The new policy, posted Feb. 6 to a bulletin board at the Paris Town Office and signed by Andrews, stated that employees, as an extra step, are required to submit complaints to the Human Resource Department.

Former Selectmen Scott Buffington said the change was unauthorized.

“The whole thing’s a mess … that hasn’t been approved by the Select Board,” he said. “Any policy and procedure change has to be approved by the board.”

At the meeting on Wednesday, Longley said Noyes stood by her decision to reinstate the demoted captain.

“A question was directed to the town manager which asked, ‘Are you standing behind your decision to reverse the action of the chief and effectively usurping his decision and power of authority?’ Her final answer was she had made her decision, it was final. If individuals did not care for her determination they were free to do other things,” wrote Longley in his letter.

Longley also wrote that selectmen admitted that the town manager issued a directive to the board to have no contact with firefighters or the fire department previous to the meeting on Wednesday. He also said one selectman, who didn’t want to be named, told Longley he had been “chewed out” for making contact with the fire department after the walkout.

“The prematurely released policy allows for an individual to lodge a complaint directly to the town manager or an authority above their immediate supervisor. So why then did the envelope (containing written concerns from firefighters hand delivered to the town manager and then handed to the select board at a later date, who in turn denied the attempt) disappear?” Longley wrote.

Longley said that in his view, the authority of the fire chief had been compromised and wrote that he thought the situation would lead to a vote of no confidence against the town.

“This breach will lead to a vote of no confidence to one or all the parties involved. The firefighters have voiced their opinions and backed it with action. The firefighters stand with and behind the chief,” Longley wrote.

Longley said in an interview Thursday that the only way to reconcile and reinstate the force would be to allow firefighters to mount complaints through the Select Board, out of the reach of the town manager and the human resources manager. In his letter, Longley reiterated that stance, adding that the chief needed the space to be able to do his job.

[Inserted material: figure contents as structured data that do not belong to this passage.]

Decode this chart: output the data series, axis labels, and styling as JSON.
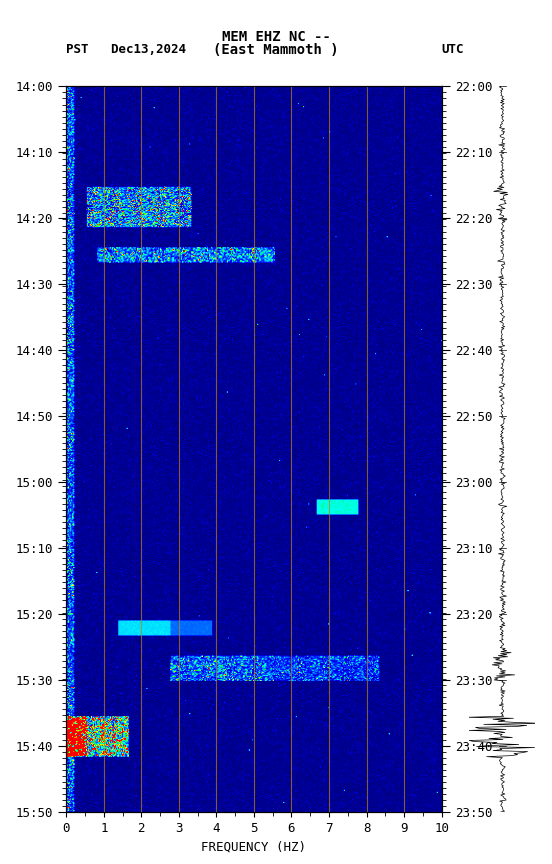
{
  "title_line1": "MEM EHZ NC --",
  "title_line2": "(East Mammoth )",
  "left_label": "PST   Dec13,2024",
  "right_label": "UTC",
  "y_left_ticks": [
    "14:00",
    "14:10",
    "14:20",
    "14:30",
    "14:40",
    "14:50",
    "15:00",
    "15:10",
    "15:20",
    "15:30",
    "15:40",
    "15:50"
  ],
  "y_right_ticks": [
    "22:00",
    "22:10",
    "22:20",
    "22:30",
    "22:40",
    "22:50",
    "23:00",
    "23:10",
    "23:20",
    "23:30",
    "23:40",
    "23:50"
  ],
  "x_ticks": [
    0,
    1,
    2,
    3,
    4,
    5,
    6,
    7,
    8,
    9,
    10
  ],
  "xlabel": "FREQUENCY (HZ)",
  "freq_min": 0,
  "freq_max": 10,
  "time_steps": 720,
  "freq_bins": 360,
  "vertical_lines_freq": [
    1,
    2,
    3,
    4,
    5,
    6,
    7,
    8,
    9
  ],
  "vline_color": "#b8860b",
  "background_color": "#000080",
  "figsize": [
    5.52,
    8.64
  ],
  "dpi": 100
}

“What would be an ideal solution? Let the chief do his job; I would rather face the consequences of doing what is right versus the consequences of accepting what we know to be wrong, and risk accepting the liability and safety to all for those actions. Integrity is everything,” wrote Longley.

As for the firefighters who stepped down this week, Blaquiere said Thursday that he did not accept their resignations.

“I’m not accepting their resignations,” he said. “We have a full staff here, and if the bell goes off, we will respond.”

The entire Paris Fire Department will meet behind closed doors with selectmen, Noyes and Andrews at 6 p.m. Monday at the Town Office on Church Street. Longley said the meeting is mandatory for all members of the fire department, including the ones who resigned. The selectmen are Chairman Rusty Brackett, Vice Chairman Christopher Summers, Peter Kilgore, Carlton Sprague and Scott McElravy.

The Paris Fire Department moved from a paid, per diem department to a volunteer force after voting at the June 17, 2017, town meeting to cut the fire department budget by $145,629. They have a roster of about 30 volunteers.

Longley, chief at the time of the transition, said he was tasked with restructuring the fire department, and Blaquiere, deputy chief at the time, was “very much responsible for accomplishing this task handed to us by the citizens,” according to an email Longley sent on Saturday.

“Since that vote, the Paris Fire Department has rebuilt the call force, taken on new members and trained them to the standards outlined in NFPA 1001, standards for a professional fire fighter. Collectively, they have responded to numerous emergencies and have received nothing but praise,” Longley wrote.